Preparation & Usage: Broccoli should be washed prior to use. It can be eaten raw, boiled, steamed, roasted, or sautéed. Recent studies show that steamed broccoli is the best way to cook it in order to retain the most nutritional value. The edible leaves have a milder broccoli flavor than the stems and florets.  You can use these leaves similar to how you would use kale or collards, as a cooking green, in smoothies, in salads, or roasted into chips!

Storage Tips: Broccoli should be stored, unwashed, loosely wrapped in plastic or a perforated bag, and in the crisper drawer of the refrigerator.                           

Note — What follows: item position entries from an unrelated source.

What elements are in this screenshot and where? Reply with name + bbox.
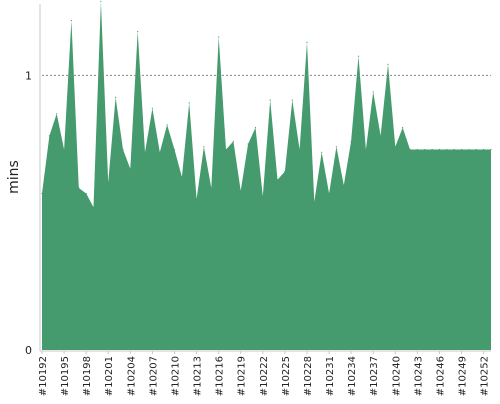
data-point [181, 176, 183, 178]
data-point [41, 192, 43, 195]
data-point [380, 135, 382, 137]
data-point [431, 148, 433, 151]
data-point [159, 151, 161, 153]
data-point [100, 0, 102, 2]
x-tick-label: #10252 [480, 356, 491, 396]
data-point [173, 148, 176, 151]
data-point [210, 187, 212, 189]
data-point [335, 146, 337, 148]
data-point [166, 124, 168, 126]
data-point [70, 19, 72, 22]
data-point [365, 148, 367, 151]
x-tick-label: #10222 [259, 356, 270, 396]
x-tick-label: #10228 [303, 356, 314, 396]
data-point [63, 148, 65, 151]
data-point [144, 151, 146, 153]
data-point [343, 184, 345, 186]
data-point [468, 148, 470, 151]
x-tick-label: #10240 [391, 356, 402, 396]
x-tick-label: #10231 [325, 356, 336, 396]
y-tick-label: 0 [25, 344, 32, 357]
x-tick-label: #10198 [82, 356, 93, 396]
x-tick-label: #10195 [60, 356, 71, 396]
data-point [306, 41, 308, 44]
data-point [475, 148, 477, 151]
x-tick-label: #10201 [104, 356, 115, 396]
data-point [321, 151, 323, 153]
data-point [137, 30, 139, 33]
x-tick-label: #10243 [413, 356, 424, 396]
data-point [483, 148, 485, 151]
data-point [416, 148, 418, 151]
data-point [446, 148, 448, 151]
data-point [85, 192, 87, 195]
data-point [350, 140, 352, 142]
data-point [424, 148, 426, 151]
x-tick-label: #10213 [193, 356, 204, 396]
x-tick-label: #10207 [148, 356, 159, 396]
data-point [284, 170, 286, 173]
data-point [107, 181, 109, 184]
data-point [461, 148, 463, 151]
data-point [203, 146, 205, 148]
data-point [291, 99, 293, 101]
data-point [453, 148, 455, 151]
data-point [48, 135, 51, 137]
x-tick-label: #10210 [170, 356, 181, 396]
data-point [387, 63, 389, 65]
data-point [151, 107, 153, 109]
data-point [129, 168, 131, 170]
data-point [247, 143, 249, 145]
data-point [299, 148, 301, 151]
y-axis-title: mins [6, 160, 22, 194]
data-point [402, 127, 404, 129]
x-tick-label: #10249 [458, 356, 469, 396]
data-point [262, 195, 264, 197]
x-tick-label: #10192 [38, 356, 49, 396]
x-tick-label: #10246 [435, 356, 446, 396]
data-point [232, 140, 234, 142]
data-point [196, 198, 198, 200]
x-tick-label: #10225 [281, 356, 292, 396]
data-point [240, 190, 242, 192]
data-point [313, 201, 315, 203]
data-point [218, 36, 220, 38]
data-point [328, 192, 330, 195]
data-point [372, 91, 374, 93]
data-point [122, 148, 124, 151]
data-point [394, 146, 396, 148]
x-tick-label: #10234 [347, 356, 358, 396]
data-point [225, 148, 227, 151]
data-point [188, 102, 190, 104]
area-series [42, 1, 491, 351]
data-point [56, 113, 58, 115]
data-point [357, 55, 360, 57]
x-tick-label: #10204 [126, 356, 137, 396]
x-tick-label: #10216 [215, 356, 226, 396]
data-point [115, 96, 117, 98]
y-tick-label: 1 [25, 69, 32, 82]
data-point [409, 148, 411, 151]
x-tick-label: #10237 [369, 356, 380, 396]
data-point [92, 206, 95, 208]
data-point [490, 148, 492, 151]
data-point [269, 99, 271, 101]
data-point [254, 127, 257, 129]
data-point [78, 187, 80, 189]
data-point [438, 148, 441, 151]
x-tick-label: #10219 [237, 356, 248, 396]
data-point [276, 179, 279, 181]
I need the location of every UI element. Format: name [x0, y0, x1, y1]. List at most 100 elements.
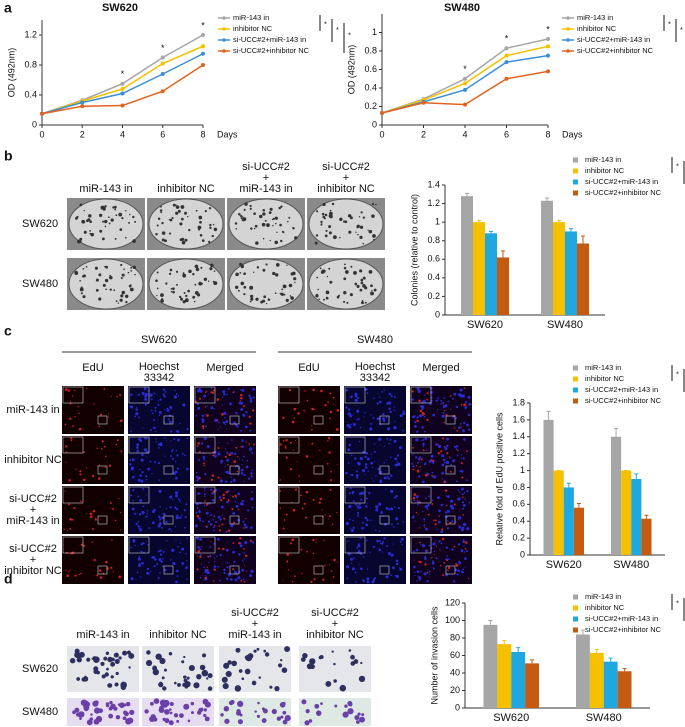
cell [217, 537, 220, 541]
cell [274, 222, 277, 225]
cell [350, 527, 352, 529]
cell [183, 703, 190, 710]
cell [109, 502, 112, 504]
cell [364, 505, 368, 508]
cell [382, 417, 386, 421]
cell [447, 566, 451, 569]
cell [225, 530, 228, 533]
image-label: EdU [298, 362, 319, 374]
bar [577, 243, 589, 315]
cell [365, 451, 368, 455]
cell [153, 418, 156, 421]
cell [424, 563, 427, 566]
image-label: inhibitor NC [4, 454, 62, 466]
cell [108, 713, 114, 719]
cell [366, 506, 368, 508]
cell [122, 650, 128, 656]
cell [160, 211, 162, 214]
cell [387, 476, 389, 478]
cell [113, 289, 116, 292]
cell [463, 491, 466, 494]
cell [322, 269, 326, 273]
cell [373, 397, 375, 400]
cell [311, 442, 314, 445]
cell [151, 473, 153, 475]
cell [432, 542, 436, 546]
cell [426, 399, 429, 401]
cell [348, 443, 352, 447]
cell [234, 501, 236, 503]
marker [201, 51, 205, 56]
cell [249, 204, 252, 208]
cell [445, 524, 448, 526]
cell [177, 498, 180, 500]
cell [248, 443, 251, 445]
cell [336, 511, 338, 514]
cell [444, 511, 448, 514]
cell [261, 222, 266, 227]
cell [218, 442, 220, 444]
cell [65, 569, 67, 572]
cell [417, 389, 421, 394]
cell [161, 231, 166, 235]
cell [359, 492, 363, 496]
bar [573, 507, 584, 555]
cell [358, 216, 361, 218]
cell [320, 702, 323, 706]
cell [79, 279, 81, 282]
y-tick-label: 100 [445, 615, 460, 625]
cell [104, 466, 106, 468]
cell [282, 719, 288, 725]
cell [68, 571, 70, 573]
cell [132, 239, 136, 243]
cell [179, 542, 181, 544]
cell [111, 705, 115, 709]
cell [350, 265, 353, 268]
cell [254, 224, 258, 228]
marker [546, 36, 550, 41]
cell [289, 387, 291, 389]
cell [467, 413, 471, 417]
cell [241, 568, 244, 572]
legend-swatch [573, 387, 578, 393]
cell [243, 208, 246, 211]
cell [362, 579, 365, 583]
cell [393, 426, 397, 430]
cell [454, 416, 458, 420]
cell [146, 567, 150, 571]
cell [207, 569, 209, 572]
cell [231, 507, 234, 511]
cell [440, 542, 443, 545]
y-tick-label: 1 [372, 27, 377, 37]
cell [452, 459, 456, 463]
cell [208, 207, 212, 210]
cell [184, 298, 189, 303]
cell [295, 440, 296, 442]
zoom-box [313, 565, 324, 575]
cell [402, 411, 406, 416]
cell [179, 713, 184, 718]
cell [290, 272, 294, 276]
marker [201, 33, 205, 37]
cell [286, 553, 290, 556]
cell [304, 720, 310, 726]
y-tick-label: 0.4 [24, 89, 37, 99]
cell [213, 565, 217, 568]
cell [353, 557, 355, 559]
cell [276, 716, 282, 721]
image-label: + [30, 504, 36, 516]
cell [436, 397, 439, 400]
significance-label: * [676, 161, 679, 170]
cell [167, 418, 170, 421]
cell [423, 556, 427, 560]
image-label: EdU [82, 362, 103, 374]
cell [424, 555, 426, 558]
cell [170, 440, 172, 442]
cell [357, 544, 361, 548]
cell [108, 464, 112, 467]
cell [413, 493, 417, 496]
cell [203, 708, 208, 712]
cell [348, 492, 351, 495]
cell [161, 221, 164, 225]
cell [354, 714, 360, 721]
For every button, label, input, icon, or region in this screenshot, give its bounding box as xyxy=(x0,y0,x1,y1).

Health & Nutrition: While oranges are the most common thing that comes to mind when looking for Vitamin C, half a cup of broccoli contains 84% of the daily recommendation for this vitamin.  It is also loaded with fiber, antioxidants, Vitamin K, iron and potassium.

Additional Fun Facts: The word broccoli comes from an Italian word that means “the flowering crest of cabbage.”

 

Short & Sweet Weekly Farm Update

Carrot Harvest coming to the farm
Carrot harvest coming to the farm

We hope to see some of you this Sunday for our Annual Harvest Party!  We plan to do a test dig on our sweet potatoes to see if they are ready yet.  Will they be too big or need more time to grow bigger?  You can be part of the decision-making process on Sunday!

We are starting to harvest our fall root crops: carrots, turnips, sunchokes, and rutabagas.  Soon will be horseradish and burdock too!  Once they are harvested, we spread compost on the field and plant the cover crop seeds right away!